L92003 Sozialhilfe Grundsicherung Mindestsicherung Niederösterreich
001 Verwaltungsrecht allgemein
10/07 Verwaltungsgerichtshof
40/01 Verwaltungsverfahren
62 Arbeitsmarktverwaltung
66/02 Andere Sozialversicherungsgesetze

Norm

AlVG 1977 §10
AVG §56
MSG NÖ 2010 §2 Abs1
MSG NÖ 2010 §7 Abs4 Z2
MSG NÖ 2010 §7 Abs7
VwGG §42 Abs2 Z1
VwGVG 2014 §17
VwRallg

Betreff

Der Verwaltungsgerichtshof hat durch den Vorsitzenden Senatspräsident Dr. Rigler und die Hofräte Dr. Lukasser, Dr. Hofbauer und Dr. Fasching sowie die Hofrätin Dr. Leonhartsberger als Richter, unter Mitwirkung der Schriftführerin Mag. Bleiweiss, über die Revision der Niederösterreichischen Landesregierung gegen das Erkenntnis des Landesverwaltungsgerichts Niederösterreich vom 1. Oktober 2019, Zl. LVwG-AV-682/001-2019, betreffend Mindestsicherung (vor dem Verwaltungsgericht belangte Behörde: Bezirkshauptmannschaft Zwettl; mitbeteiligte Parteien: 1. I A und 2. mj. R A, vertreten durch ihren Vater I A, beide in N)

Spruch

zu Recht erkannt:

Das angefochtene Erkenntnis wird im Umfang der Zuerkennung von Geldleistungen an den Erstmitbeteiligten für den Zeitraum 1. April 2019 bis 12. Mai 2019 wegen Rechtswidrigkeit des Inhaltes aufgehoben.

1.   den Beschluss gefasst:

Im Übrigen wird die Revision zurückgewiesen.

Begründung

1        Mit Bescheid vom 19. November 2018 wurden dem Erstmitbeteiligten und seiner minderjährigen Tochter, der Zweitmitbeteiligten, Leistungen der Bedarfsorientierten Mindestsicherung bis zum 31. März 2019 gewährt.

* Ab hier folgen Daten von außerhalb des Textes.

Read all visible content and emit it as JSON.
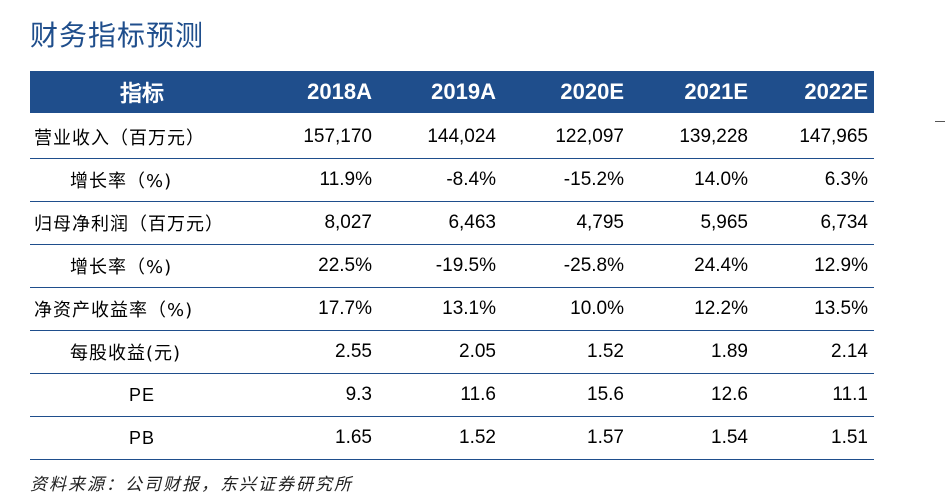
{
  "title": "财务指标预测",
  "table": {
    "headers": [
      "指标",
      "2018A",
      "2019A",
      "2020E",
      "2021E",
      "2022E"
    ],
    "rows": [
      {
        "label": "营业收入（百万元）",
        "values": [
          "157,170",
          "144,024",
          "122,097",
          "139,228",
          "147,965"
        ]
      },
      {
        "label": "增长率（%)",
        "values": [
          "11.9%",
          "-8.4%",
          "-15.2%",
          "14.0%",
          "6.3%"
        ]
      },
      {
        "label": "归母净利润（百万元）",
        "values": [
          "8,027",
          "6,463",
          "4,795",
          "5,965",
          "6,734"
        ]
      },
      {
        "label": "增长率（%)",
        "values": [
          "22.5%",
          "-19.5%",
          "-25.8%",
          "24.4%",
          "12.9%"
        ]
      },
      {
        "label": "净资产收益率（%)",
        "values": [
          "17.7%",
          "13.1%",
          "10.0%",
          "12.2%",
          "13.5%"
        ]
      },
      {
        "label": "每股收益(元)",
        "values": [
          "2.55",
          "2.05",
          "1.52",
          "1.89",
          "2.14"
        ]
      },
      {
        "label": "PE",
        "values": [
          "9.3",
          "11.6",
          "15.6",
          "12.6",
          "11.1"
        ]
      },
      {
        "label": "PB",
        "values": [
          "1.65",
          "1.52",
          "1.57",
          "1.54",
          "1.51"
        ]
      }
    ]
  },
  "source": "资料来源：公司财报，东兴证券研究所",
  "colors": {
    "header_bg": "#1f4e8c",
    "title": "#1f4e8c",
    "rule": "#1f4e8c"
  }
}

2        Am 12. Februar 2019 stellte der Mitbeteiligte für sich und seine minderjährige Tochter einen Folgeantrag auf Weitergewährung der Bedarfsorientierten Mindestsicherung nach dem Niederösterreichischen Mindestsicherungsgesetz (NÖ MSG) ab 1. April 2019.

3        Mit Bescheid vom 15. Mai 2019 gab die belangte Behörde dem Antrag des Erstmitbeteiligten teilweise statt. Für den Zeitraum vom 1. April 2019 bis 12. Mai 2019 wies sie den Antrag ab. Für den Zeitraum 13. Mai 2019 bis 31. Mai 2019 gewährte die belangte Behörde aliquot EUR 337,86, für den Zeitraum 1. Juni 2019 bis längstens 31. März 2020 monatliche Geldleistungen in Höhe von EUR 563,11. Der Zweitmitbeteiligten gewährte die belangte Behörde für den Zeitraum vom 1. April 2019 bis längstens 31. März 2020 monatliche Geldleistungen in der Höhe von EUR 172,69. Weiters wurden den Mitgliedern der Bedarfsgemeinschaft Leistungen bei Krankheit zuerkannt.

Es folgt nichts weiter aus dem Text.